32nd Anniversary of Royal Commission on
Electoral Reform and Party Financing

Significance of CPC(M-L)'s Brief to Lortie Commission

Following the 1988 federal election and the circumstances surrounding it, the Royal Commission on Electoral Reform and Party Financing (the Lortie Commission) was created on November 15, 1989. The period during which the Lortie Commission carried out its work coincided with that of upheaval in the former Soviet Union and countries in eastern Europe which subsequently led to their collapse.

The introduction to the Lortie Commission's report, titled Reforming Electoral Democracy, pointed to this:

"The people of Canada were not unaffected by these historic developments in freedom and democratic government. Canadians looked with new appreciation on their democratic society and its political and economic rights and its freedoms. But even as they did so, many Canadians made it clear at the Commission's public hearings that in evaluating the processes of our electoral democracy they have found it lacking in several crucial respects. These Canadians are demanding that electoral reform not merely tinker with the electoral law; they are demanding that electoral reform focus on the broader and central purposes of electoral democracy."[1]

The Lortie Commission was also established in response to challenges brought to the electoral law under the Canadian Charter of Rights and Freedoms. The introduction to the Lortie Commission's report explained:

"This new focus on the ethical dimensions of political culture and practice has a particular salience in the Canadian context. The Charter gave rise to new expectations about the legitimate claims of citizens. It also transformed the basic structures of governance. Citizens no longer have to rely on parliamentarians or political parties to have their claims included on the decision-making agenda. Citizens can now pursue their constitutional claims through the courts.

"These changes are not merely hypothetical. On several critical issues related to electoral democracy, Charter challenges have resulted in court decisions that have altered the basic electoral law. Citizens have also used the ethical principles implied by the Charter to evaluate many election-related practices, especially by political parties, and they have found these practices wanting. As these evaluations make clear, practical reforms must proceed from ethical principles; ethics is not merely a concern of democratic theory."[2]
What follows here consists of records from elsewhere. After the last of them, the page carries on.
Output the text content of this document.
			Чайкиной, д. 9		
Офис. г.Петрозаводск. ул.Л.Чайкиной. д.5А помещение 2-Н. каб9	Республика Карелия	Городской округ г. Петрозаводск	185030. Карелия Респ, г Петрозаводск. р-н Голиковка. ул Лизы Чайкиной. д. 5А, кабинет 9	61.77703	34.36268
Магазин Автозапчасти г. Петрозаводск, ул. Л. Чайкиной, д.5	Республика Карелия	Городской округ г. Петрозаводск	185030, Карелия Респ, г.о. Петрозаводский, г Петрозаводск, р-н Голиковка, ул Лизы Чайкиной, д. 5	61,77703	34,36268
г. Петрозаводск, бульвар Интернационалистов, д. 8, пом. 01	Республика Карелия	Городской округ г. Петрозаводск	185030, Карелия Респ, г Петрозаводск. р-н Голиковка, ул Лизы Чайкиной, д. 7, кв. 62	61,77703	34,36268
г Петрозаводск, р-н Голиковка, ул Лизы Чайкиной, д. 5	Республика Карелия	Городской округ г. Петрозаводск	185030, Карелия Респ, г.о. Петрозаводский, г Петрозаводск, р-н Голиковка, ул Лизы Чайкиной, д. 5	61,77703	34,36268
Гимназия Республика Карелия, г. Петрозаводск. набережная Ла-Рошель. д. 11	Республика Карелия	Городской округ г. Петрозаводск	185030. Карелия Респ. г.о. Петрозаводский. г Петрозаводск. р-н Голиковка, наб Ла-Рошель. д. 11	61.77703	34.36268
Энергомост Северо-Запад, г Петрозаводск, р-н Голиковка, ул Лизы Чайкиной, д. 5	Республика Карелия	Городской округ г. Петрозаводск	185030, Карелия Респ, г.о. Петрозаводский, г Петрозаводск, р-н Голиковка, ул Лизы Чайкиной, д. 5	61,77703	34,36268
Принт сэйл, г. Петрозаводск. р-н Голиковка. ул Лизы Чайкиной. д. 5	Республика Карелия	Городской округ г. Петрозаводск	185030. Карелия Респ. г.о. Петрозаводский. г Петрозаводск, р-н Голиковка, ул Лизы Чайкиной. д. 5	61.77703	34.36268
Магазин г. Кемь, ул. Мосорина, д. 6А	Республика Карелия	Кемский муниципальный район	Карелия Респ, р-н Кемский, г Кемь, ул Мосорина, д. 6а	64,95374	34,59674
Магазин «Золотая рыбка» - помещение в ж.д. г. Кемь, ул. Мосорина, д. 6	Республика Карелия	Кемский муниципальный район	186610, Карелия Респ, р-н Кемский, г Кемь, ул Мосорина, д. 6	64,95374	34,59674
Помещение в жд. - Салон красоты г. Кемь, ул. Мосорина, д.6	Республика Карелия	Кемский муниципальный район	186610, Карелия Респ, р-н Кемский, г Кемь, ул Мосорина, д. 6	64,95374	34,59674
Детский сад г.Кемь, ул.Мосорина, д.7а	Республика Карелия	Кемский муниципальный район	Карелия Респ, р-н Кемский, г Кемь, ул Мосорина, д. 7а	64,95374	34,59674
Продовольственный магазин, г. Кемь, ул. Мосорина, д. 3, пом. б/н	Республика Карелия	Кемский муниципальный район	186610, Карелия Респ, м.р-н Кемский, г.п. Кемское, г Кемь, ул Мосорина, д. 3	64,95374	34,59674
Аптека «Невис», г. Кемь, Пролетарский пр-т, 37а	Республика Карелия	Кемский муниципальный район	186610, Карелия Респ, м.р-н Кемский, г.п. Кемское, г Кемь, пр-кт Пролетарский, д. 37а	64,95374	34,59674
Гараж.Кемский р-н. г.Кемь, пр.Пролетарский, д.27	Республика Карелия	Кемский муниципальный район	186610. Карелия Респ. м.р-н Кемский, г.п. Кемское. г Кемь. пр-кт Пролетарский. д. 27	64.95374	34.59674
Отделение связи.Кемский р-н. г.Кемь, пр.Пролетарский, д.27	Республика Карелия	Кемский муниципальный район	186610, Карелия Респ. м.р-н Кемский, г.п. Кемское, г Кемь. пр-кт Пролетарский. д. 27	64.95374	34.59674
What the Commission did not say is that every electoral law commission and/or other review body that has been created in Canada since elections were first held, has been prompted by one of two things:

1) scandals and improprieties which discredited the electoral process and brought it into disrepute in the eyes of the people, and/or

2) the desperation of the political parties in the House of Commons, in particular the Conservatives, Liberals and NDP, for money. They passed electoral changes using the state treasury and their control of the legislature to extend their positions of power and privilege which, in the end, created the cartel party system of government.
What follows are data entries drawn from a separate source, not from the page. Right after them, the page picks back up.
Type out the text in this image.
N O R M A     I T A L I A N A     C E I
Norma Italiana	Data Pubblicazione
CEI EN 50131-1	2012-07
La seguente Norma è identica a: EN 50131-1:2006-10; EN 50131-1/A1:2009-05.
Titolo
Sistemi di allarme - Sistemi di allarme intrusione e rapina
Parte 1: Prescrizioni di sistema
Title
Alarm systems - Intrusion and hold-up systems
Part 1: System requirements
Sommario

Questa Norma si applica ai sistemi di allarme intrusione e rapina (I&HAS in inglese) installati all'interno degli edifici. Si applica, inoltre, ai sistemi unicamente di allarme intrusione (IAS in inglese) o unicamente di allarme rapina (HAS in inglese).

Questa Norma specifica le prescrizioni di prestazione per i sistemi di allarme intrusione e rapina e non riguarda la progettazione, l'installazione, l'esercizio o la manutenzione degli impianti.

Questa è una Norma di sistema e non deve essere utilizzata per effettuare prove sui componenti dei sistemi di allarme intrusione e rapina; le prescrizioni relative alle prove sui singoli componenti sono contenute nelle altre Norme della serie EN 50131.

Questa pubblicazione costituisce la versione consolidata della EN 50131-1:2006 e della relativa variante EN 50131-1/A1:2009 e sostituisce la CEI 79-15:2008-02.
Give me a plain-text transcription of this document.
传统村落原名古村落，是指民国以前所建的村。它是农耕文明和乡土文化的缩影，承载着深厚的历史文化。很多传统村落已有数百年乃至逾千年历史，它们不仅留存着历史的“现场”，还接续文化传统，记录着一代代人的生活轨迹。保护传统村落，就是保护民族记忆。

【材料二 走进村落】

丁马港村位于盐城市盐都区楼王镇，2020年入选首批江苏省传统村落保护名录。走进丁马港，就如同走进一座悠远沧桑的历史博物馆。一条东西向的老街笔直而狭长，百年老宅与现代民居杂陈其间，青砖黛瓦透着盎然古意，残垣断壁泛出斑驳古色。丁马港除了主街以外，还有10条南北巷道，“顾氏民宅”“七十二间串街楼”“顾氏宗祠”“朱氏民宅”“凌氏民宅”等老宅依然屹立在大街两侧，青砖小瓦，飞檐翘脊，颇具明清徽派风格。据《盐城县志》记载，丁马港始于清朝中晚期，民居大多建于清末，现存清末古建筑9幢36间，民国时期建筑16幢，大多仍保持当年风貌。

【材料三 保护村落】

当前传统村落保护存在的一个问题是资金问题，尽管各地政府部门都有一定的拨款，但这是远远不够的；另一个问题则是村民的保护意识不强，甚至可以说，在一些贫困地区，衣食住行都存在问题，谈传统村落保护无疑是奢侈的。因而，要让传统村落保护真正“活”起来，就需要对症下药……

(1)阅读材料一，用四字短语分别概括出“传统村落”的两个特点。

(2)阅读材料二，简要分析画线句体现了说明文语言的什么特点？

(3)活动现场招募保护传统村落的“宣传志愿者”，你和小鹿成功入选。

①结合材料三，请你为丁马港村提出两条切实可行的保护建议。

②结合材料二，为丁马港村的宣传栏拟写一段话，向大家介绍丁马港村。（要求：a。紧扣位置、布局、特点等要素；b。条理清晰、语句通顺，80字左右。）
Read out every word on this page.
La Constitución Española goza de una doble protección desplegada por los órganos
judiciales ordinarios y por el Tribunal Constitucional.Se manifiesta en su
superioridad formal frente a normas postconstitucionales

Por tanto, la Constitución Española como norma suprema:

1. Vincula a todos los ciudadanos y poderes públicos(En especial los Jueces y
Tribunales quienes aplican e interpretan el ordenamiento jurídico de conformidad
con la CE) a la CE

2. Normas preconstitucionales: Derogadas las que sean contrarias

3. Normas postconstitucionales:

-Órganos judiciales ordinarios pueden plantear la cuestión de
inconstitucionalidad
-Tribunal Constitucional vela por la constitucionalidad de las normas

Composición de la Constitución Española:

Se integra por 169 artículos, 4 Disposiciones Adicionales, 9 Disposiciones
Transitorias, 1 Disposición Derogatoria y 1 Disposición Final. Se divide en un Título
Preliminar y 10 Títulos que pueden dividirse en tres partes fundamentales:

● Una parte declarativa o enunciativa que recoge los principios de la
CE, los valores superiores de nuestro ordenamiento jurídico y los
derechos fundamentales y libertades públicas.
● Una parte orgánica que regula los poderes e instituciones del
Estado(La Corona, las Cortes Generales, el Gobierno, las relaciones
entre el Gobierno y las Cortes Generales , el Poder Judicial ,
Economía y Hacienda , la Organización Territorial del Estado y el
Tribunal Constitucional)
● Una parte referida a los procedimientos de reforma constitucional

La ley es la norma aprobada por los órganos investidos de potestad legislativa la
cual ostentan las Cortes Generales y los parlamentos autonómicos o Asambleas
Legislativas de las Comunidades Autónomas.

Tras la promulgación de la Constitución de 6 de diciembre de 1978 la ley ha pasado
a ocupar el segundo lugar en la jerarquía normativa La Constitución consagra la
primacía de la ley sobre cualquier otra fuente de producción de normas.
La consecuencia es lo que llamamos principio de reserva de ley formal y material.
To date, there has been no review which was initiated from the standpoint of bringing the electoral law into conformity with the requirements of modern democracy, taking into account the developments in the polity and its needs and the experience of the people in Canada and internationally. Changes have been self-serving and most of them merely deepen the legitimacy and credibility crisis in which the system of representative democracy and liberal democratic institutions are mired.

The Lortie Commission published an extensive volume of work including its research on the high level of discontent amongst Canadians with the political process. Its findings in this regard were corroborated by what Canadians in their thousands said during the Spicer Commission, formally known as the Citizen's Forum on Canada's Future whose findings were published in its: Report to the People and Government of Canada in June 1991.

The leader of CPC(M-L) Hardial Bains dealt with the Report and Recommendations of the Lortie Commission in the book A Power to Share: A Modern Definition of the Political Process and a Case for its Democratic Renewal. Besides other things, the book elaborated the key principles and concepts upon which the Canada Elections Act is based, such as the notions of "free and fair elections," "equitable treatment," and "political parties as primary political organizations."[3]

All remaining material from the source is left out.